11.           Legally Binding. This letter of intent is legally binding on the parties hereto. Each party represents and warrants that such party has all requisite authority to execute and deliver this Binding LOI and to perform all obligations of such party set forth herein or contemplated hereby.

12.           Equitable Relief. Each party agrees that (a) any breach of the obligation to consummate the transactions contemplated by this Binding LOI as contemplated hereby will result in irreparable injury to the other party to this Binding LOI for which a remedy at law would be inadequate, and (b) in addition to any relief at law that may be available to a party for such breach and regardless of any other provision contained in this Binding LOI, each party shall be entitled to injunctive and other equitable relief as a court may grant, without the need to post a bond.
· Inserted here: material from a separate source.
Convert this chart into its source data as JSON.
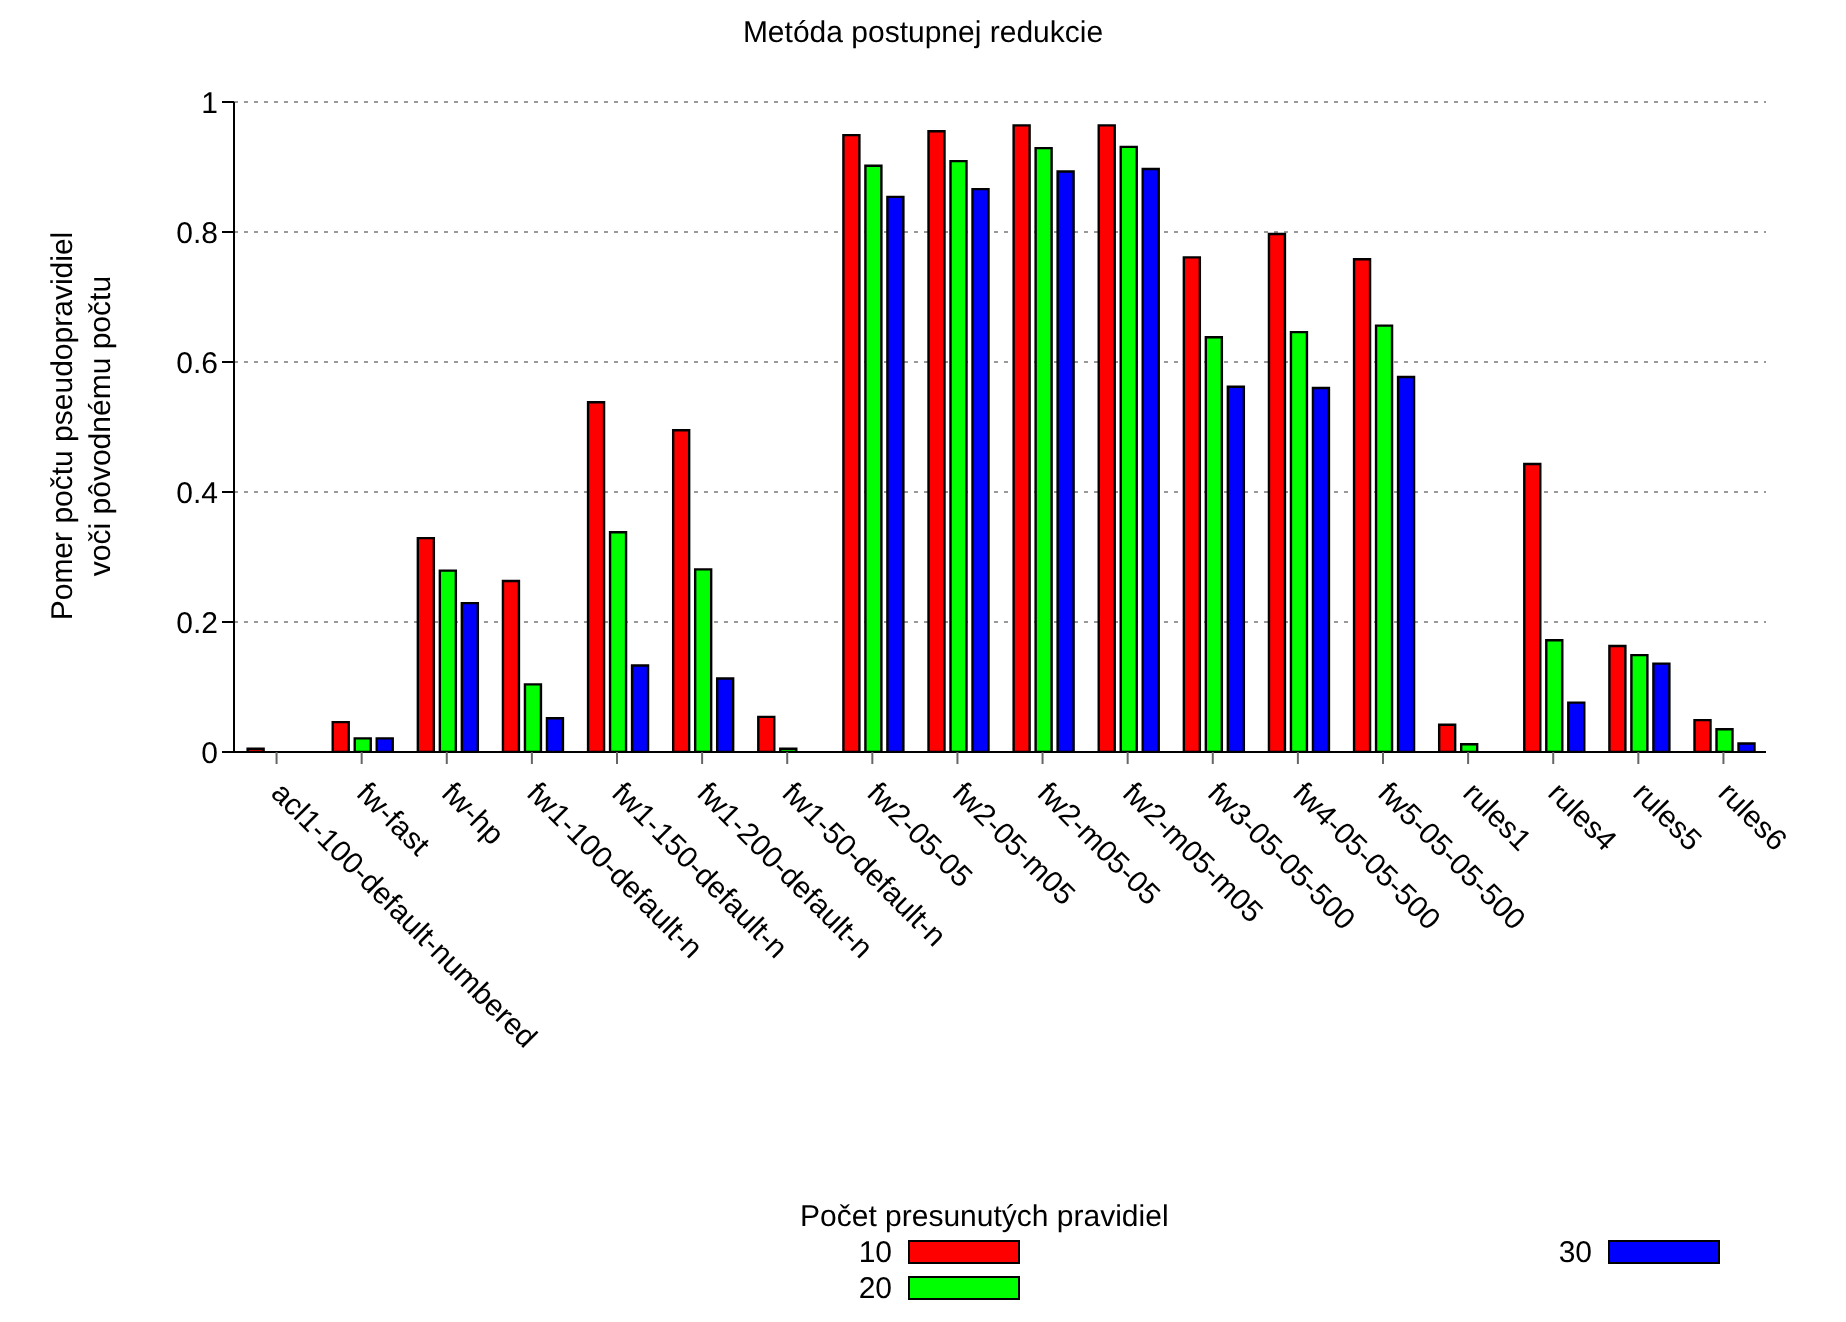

This Section 12 shall not be construed to limit a party’s right to obtain equitable relief for other breaches of this Binding LOI under general equitable standards
 
 
 

 

Bryce Johnson
Paul Kelly
Cornerstone Conservation Group LLC
November 1, 2011
Page 5 of 6
 
Please confirm your agreement to the foregoing terms and conditions by signing in the space provided below and sending the fully executed letter of intent to me by fax or pdf, with the original to follow by courier.
 
 
Sincerely,
     
 
POWERVERDE, INC.
     
 
By:
/s/ Richard H. Davis
 
Name: Richard H. Davis
 
Its: CEO
 
AGREED AND ACCEPTED
 
this 1st day of November, 2011.
 
     
By:
/s/ Bryce Johnson
 
 
Bryce Johnson
 
     
By:
/s/ Paul Kelly
 
 
Paul Kelly
 
     
By:
/s/ Vince Hils
 
 
Vince Hils
 
 
 
 

 

Bryce Johnson
Paul Kelly
Cornerstone Conservation Group LLC
November 1, 2011
Page 6 of 6
 
EXHIBIT “A”

INTELLECTUAL PROPERTY

U.S. Patent Application No. 12/749,416 filed on March 29, 2010, entitled “Solar Photovoltaic Closed Fluid Loop Evaporative Tower,” and related intellectual property.